The whole fight is playing out like a game of angry phone tag. So Hill says something like, “I want civility.” And then a bunch of people stomp up to the podium and say stuff along the lines of, “We the people—rabble, rabble—can say whatever we want, so take your civility and cram it you doucher.” Then Hill and some of his supervisor brethren wait until all those angry people are safely back in their seats. Then the supes gab amongst themselves as if no one else were in the room: “Mr. Chair, I would just like to comment that I agree with your comments on the uncivil comments, and no, I don’t think it’s a jerk move to hound the public the same way they hound us.”

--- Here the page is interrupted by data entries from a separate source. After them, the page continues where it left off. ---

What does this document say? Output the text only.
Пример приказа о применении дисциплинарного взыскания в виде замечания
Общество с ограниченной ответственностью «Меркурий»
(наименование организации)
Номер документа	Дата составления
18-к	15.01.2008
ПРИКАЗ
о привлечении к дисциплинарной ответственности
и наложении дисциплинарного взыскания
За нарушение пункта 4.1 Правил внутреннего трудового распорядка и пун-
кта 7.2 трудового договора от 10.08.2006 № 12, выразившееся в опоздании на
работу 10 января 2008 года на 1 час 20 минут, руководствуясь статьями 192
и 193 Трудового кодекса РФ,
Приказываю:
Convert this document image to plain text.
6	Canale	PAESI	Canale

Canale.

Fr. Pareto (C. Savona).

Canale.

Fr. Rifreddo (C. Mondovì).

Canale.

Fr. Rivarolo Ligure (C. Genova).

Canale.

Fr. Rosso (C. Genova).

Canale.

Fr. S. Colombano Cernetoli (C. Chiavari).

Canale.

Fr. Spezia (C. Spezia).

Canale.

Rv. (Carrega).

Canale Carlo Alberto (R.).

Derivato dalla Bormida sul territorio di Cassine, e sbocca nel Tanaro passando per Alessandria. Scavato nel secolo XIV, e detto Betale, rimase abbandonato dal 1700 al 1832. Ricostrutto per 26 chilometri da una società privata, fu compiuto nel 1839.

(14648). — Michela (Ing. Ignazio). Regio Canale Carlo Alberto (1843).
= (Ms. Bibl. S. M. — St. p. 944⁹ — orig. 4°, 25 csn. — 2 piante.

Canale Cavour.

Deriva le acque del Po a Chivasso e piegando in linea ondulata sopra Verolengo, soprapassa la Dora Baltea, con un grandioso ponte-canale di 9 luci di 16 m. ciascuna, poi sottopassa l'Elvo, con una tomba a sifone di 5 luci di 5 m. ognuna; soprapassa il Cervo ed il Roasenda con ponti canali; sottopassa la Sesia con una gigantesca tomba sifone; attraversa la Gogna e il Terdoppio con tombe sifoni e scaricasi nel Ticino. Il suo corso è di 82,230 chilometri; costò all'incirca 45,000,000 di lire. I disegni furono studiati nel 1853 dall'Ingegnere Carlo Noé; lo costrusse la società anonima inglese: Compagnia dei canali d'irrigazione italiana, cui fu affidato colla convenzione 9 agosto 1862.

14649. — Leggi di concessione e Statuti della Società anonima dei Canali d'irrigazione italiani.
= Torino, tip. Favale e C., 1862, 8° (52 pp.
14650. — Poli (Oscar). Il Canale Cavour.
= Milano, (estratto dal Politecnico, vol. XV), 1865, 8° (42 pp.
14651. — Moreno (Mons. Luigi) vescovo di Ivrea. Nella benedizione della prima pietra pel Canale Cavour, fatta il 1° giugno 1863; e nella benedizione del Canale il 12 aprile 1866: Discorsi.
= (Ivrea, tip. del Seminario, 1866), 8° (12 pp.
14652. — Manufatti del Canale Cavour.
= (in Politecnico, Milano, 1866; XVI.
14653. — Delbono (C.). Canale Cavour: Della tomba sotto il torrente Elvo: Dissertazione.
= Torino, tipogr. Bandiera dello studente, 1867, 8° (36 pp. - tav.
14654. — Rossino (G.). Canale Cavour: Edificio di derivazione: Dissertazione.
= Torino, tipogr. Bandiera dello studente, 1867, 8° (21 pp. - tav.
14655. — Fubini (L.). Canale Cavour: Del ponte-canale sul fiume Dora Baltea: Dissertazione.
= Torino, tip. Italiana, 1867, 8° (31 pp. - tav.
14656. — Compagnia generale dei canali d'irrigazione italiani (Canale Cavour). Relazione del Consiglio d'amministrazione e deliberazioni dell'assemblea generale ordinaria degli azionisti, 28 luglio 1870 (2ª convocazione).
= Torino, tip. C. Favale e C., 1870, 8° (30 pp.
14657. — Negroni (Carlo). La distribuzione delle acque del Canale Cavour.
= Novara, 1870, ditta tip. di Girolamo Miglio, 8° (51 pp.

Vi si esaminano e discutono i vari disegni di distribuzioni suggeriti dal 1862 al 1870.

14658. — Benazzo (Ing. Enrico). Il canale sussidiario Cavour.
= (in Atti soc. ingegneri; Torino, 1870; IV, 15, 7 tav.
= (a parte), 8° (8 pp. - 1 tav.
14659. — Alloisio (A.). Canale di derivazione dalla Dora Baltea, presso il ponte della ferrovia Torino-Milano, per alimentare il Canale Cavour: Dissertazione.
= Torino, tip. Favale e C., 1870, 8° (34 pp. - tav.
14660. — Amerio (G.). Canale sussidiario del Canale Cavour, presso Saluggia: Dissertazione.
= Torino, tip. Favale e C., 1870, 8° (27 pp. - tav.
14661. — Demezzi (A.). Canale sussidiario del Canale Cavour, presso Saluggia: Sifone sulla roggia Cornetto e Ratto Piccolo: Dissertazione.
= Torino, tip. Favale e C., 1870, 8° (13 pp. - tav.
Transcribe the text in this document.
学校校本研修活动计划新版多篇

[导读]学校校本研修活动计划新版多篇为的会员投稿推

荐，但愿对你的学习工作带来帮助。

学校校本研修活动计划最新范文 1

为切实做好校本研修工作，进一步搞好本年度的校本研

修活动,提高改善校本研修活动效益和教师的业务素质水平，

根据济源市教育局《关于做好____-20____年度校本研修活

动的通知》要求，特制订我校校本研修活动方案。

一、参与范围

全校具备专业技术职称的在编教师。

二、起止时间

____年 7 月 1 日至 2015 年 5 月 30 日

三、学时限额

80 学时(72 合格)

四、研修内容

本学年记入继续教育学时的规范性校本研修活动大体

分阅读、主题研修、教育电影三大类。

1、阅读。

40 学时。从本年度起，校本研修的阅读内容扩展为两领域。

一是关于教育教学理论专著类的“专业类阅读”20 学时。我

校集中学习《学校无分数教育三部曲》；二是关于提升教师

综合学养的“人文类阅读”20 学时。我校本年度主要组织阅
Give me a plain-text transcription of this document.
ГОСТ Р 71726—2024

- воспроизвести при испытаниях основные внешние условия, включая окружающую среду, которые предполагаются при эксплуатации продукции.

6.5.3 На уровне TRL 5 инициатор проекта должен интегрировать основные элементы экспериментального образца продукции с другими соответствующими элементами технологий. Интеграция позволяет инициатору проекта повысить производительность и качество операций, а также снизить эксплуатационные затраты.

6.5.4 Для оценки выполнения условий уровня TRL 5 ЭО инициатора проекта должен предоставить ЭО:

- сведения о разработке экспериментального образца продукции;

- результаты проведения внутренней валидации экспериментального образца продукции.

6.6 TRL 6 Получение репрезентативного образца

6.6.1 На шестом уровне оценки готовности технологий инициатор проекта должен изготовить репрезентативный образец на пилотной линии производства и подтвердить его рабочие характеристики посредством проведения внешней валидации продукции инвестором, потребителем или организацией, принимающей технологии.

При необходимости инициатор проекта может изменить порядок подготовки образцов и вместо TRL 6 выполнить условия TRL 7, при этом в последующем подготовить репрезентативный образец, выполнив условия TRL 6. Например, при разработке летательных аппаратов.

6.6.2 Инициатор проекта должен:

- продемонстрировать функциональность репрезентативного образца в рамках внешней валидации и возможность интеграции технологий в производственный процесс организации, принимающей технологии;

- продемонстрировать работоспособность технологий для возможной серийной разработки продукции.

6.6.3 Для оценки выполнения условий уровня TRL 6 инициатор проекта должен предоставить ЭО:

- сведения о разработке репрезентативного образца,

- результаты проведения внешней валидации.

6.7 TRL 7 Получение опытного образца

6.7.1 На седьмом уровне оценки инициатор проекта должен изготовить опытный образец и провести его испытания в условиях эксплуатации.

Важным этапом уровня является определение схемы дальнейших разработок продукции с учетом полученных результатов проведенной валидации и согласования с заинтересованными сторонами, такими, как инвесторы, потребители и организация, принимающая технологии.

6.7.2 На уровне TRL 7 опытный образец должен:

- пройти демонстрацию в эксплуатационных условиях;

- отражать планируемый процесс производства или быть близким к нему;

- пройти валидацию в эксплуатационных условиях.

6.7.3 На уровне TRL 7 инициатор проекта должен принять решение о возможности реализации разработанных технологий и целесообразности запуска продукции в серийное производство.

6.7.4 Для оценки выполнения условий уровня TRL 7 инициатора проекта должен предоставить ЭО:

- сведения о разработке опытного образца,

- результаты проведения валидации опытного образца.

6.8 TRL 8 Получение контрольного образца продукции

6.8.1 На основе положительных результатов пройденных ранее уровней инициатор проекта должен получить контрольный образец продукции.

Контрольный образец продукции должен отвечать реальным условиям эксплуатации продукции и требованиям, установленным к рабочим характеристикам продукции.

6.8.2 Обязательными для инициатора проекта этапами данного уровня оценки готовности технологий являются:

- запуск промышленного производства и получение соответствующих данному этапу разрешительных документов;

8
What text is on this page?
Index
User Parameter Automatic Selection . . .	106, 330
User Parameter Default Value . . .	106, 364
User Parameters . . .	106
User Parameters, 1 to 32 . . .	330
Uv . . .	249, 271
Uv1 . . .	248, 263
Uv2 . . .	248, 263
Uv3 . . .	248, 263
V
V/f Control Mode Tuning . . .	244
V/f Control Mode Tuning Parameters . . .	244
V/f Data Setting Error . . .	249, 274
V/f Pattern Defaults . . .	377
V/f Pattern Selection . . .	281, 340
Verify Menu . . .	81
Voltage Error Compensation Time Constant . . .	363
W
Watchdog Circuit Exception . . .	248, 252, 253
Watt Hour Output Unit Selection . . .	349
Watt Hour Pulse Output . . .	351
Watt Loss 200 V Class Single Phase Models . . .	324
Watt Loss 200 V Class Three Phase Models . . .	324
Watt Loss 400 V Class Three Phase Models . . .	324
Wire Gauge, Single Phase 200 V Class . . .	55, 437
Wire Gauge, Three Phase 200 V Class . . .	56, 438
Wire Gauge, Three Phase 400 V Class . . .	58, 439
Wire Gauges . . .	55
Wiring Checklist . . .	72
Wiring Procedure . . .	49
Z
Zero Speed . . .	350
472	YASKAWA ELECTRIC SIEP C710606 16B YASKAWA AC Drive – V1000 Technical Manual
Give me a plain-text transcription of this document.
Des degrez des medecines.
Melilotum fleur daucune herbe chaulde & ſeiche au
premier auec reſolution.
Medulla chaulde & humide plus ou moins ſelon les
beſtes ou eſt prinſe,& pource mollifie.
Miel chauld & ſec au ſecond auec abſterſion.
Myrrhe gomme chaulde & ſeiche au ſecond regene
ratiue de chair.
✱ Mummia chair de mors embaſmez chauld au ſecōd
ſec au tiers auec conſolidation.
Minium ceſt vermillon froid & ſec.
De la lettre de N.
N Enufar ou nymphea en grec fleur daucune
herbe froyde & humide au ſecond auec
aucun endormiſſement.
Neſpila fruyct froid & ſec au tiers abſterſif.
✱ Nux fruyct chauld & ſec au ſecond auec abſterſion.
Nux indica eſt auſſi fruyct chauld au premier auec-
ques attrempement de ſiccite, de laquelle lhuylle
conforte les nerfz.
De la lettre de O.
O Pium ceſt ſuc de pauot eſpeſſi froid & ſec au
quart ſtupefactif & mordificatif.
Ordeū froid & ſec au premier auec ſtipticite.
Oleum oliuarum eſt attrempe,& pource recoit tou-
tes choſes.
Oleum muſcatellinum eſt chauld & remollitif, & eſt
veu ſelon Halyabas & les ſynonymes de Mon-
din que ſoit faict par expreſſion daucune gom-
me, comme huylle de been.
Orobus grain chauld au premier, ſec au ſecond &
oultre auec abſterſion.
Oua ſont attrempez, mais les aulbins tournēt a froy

Everyone ends up sounding like an uptight Martha Stewart when her Pomeranian licks the roast. People get up and waste a bunch of time talking about how they’re allowed to talk about whatever they want. Then the supervisors—not to be outpissed in such a match—timidly talk to each other like a bunch of automatons about how they think the public speakers are rude. They even get staffers involved to interpret the rules about public comment.

And you know what gets done? Nothing. Hell, I hear there was even a sheriff’s deputy stationed in the back of the room just in case the meeting got out of hand. What really bugs me is they’re all wasting time in order to fluff their own egos and grandstand in a fight based on why they’re fighting. Which isn’t necessarily as bad as wasting money in a crusade against that foul temptress Mary Jane. But still.